Stolen Babies There Be Squabbles Ahead Review
Stolen Babies There Be Squabbles Ahead Review
Artist: Stolen Babies
Album: There Be Squabbles Ahead
Genre(s): Rock
Subgenres(s): Experimental Rock
Released: 2006
Length: 49 minutes
Language(s): English
Label(s): The End Records, No Comment Records
Track List:
01. Spill!
02. Awful Fall
03. Filistata
04. A Year of Judges
05. So Close
06. Tablescrap
07. Swint? Or Slude?
08. Mind Your Eyes
09. Lifeless
10. Tall Tales
11. Push Button
12. Gathering Fingers
13. The Button Has Been Pushed
There Be Squabbles Ahead is the debut album of the genre bending Stolen Babies. The quartet manages to pair their unusual take on rock music with twisted circus-like sounds that move in many bizarre directions while featuring an alarming number of instruments. The more common ones being the accordion, organ and piano in addition to the standard bass, drum and guitar set up. Stolen Babies then go as far as using a glockenspiel, jaw harp, mandolin, sitar, marimba, tuba, trumpet, euphonium and a violin in a low-key capacity.
The bulk of the singing duties are handled by Dominique Lenore Persi, whose abilities are as flexible as the music is. She goes from explosive rage (Spill, A Year of Judges and Tall Tales) through to singing (Lifeless), semi-spoken lines (Push Button) and a smattering of hissed whispers are thrown in the mix for good measures (So Close) but most songs have a combination of two or more styles in them.
It’s hard to tell what you should expect on first hearing There Be Squabbles Ahead when Stolen Babies kicks it off with the volatile Spill before going onto the comparatively relaxed and bass driven Awful Fall. Filistata is the first song to feature the oddball circus music and from then on you will be subjected to any combination of this (much like the vocal performances).

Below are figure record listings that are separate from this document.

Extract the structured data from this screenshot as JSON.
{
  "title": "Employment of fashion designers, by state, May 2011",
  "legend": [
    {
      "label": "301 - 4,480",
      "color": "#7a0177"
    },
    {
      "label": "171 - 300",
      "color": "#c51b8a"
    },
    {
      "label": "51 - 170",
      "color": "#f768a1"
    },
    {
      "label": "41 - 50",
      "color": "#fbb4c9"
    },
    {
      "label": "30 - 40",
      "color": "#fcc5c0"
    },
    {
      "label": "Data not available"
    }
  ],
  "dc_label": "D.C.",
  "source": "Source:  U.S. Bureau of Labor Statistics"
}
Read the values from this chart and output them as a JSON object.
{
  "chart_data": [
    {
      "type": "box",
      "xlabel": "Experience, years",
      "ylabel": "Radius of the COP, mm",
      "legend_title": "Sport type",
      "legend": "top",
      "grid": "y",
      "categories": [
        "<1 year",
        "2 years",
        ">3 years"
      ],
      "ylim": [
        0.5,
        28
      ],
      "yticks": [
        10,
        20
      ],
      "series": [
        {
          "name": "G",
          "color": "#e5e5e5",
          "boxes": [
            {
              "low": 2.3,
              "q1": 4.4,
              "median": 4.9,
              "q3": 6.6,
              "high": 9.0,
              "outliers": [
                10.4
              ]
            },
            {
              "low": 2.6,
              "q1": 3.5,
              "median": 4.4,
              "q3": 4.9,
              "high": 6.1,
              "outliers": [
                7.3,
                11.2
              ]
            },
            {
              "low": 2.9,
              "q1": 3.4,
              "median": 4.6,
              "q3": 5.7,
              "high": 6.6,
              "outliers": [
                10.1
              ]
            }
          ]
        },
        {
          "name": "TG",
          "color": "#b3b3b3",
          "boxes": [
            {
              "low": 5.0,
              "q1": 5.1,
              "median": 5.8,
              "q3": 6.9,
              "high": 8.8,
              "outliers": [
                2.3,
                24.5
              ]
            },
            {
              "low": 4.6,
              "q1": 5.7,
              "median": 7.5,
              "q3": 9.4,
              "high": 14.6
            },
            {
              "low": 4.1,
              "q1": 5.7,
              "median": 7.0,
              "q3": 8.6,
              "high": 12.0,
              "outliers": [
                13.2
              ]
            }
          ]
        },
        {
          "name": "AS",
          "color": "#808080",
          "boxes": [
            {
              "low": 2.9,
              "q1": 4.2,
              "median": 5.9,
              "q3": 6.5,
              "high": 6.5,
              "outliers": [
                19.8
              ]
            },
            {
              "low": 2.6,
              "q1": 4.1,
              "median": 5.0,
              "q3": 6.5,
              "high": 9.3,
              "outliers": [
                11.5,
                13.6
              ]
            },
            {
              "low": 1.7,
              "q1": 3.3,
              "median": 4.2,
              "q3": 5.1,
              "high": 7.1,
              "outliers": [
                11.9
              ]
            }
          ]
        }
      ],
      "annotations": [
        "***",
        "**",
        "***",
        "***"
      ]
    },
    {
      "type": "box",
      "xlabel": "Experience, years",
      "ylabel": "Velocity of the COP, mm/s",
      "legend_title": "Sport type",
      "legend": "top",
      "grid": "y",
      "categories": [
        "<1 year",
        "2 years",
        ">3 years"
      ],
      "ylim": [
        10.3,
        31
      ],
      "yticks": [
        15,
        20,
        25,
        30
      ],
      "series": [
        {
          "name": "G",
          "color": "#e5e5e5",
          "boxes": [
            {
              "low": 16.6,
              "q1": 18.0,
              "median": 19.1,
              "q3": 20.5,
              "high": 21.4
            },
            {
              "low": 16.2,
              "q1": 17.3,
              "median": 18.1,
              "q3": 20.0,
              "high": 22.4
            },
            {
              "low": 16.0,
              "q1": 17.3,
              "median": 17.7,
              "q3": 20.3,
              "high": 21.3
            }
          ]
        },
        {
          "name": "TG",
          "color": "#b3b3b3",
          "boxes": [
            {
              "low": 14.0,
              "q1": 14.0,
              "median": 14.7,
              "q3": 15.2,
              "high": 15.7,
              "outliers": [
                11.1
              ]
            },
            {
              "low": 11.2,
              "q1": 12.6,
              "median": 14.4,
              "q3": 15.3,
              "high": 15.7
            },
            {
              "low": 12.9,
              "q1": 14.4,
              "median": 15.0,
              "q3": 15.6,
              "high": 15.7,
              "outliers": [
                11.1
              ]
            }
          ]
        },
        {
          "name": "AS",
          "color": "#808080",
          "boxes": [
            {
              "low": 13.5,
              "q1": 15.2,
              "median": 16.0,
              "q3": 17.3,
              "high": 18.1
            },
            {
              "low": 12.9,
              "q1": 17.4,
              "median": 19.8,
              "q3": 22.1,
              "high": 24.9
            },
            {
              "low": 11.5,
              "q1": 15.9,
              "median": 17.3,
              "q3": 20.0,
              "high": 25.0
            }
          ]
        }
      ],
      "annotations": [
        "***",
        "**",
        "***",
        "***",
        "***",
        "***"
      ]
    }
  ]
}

Stolen Babies break further away from their wayward format to feature dance-like rhythms with a heavy keyboard focus on So Close, the tragic Lifeless provides a much needed break from its antithesis Mind Your Eyes and The Button Has Been Pushed is abstract and sounds as though it belongs on a credit reel to a film from a far off land that only exists in the mind of the Stolen Babies band members.
Most bands that purposefully try to stand so far apart from any of their contemporaries while using so many instruments would easily turn everything into an unfocused pile of auditory vomit. Stolen Babies are one of the rare exceptions. There Be Squabbles Ahead is well structured and thought out, with their collective vision coming through in their music to give the album (and band) a real identity of its own.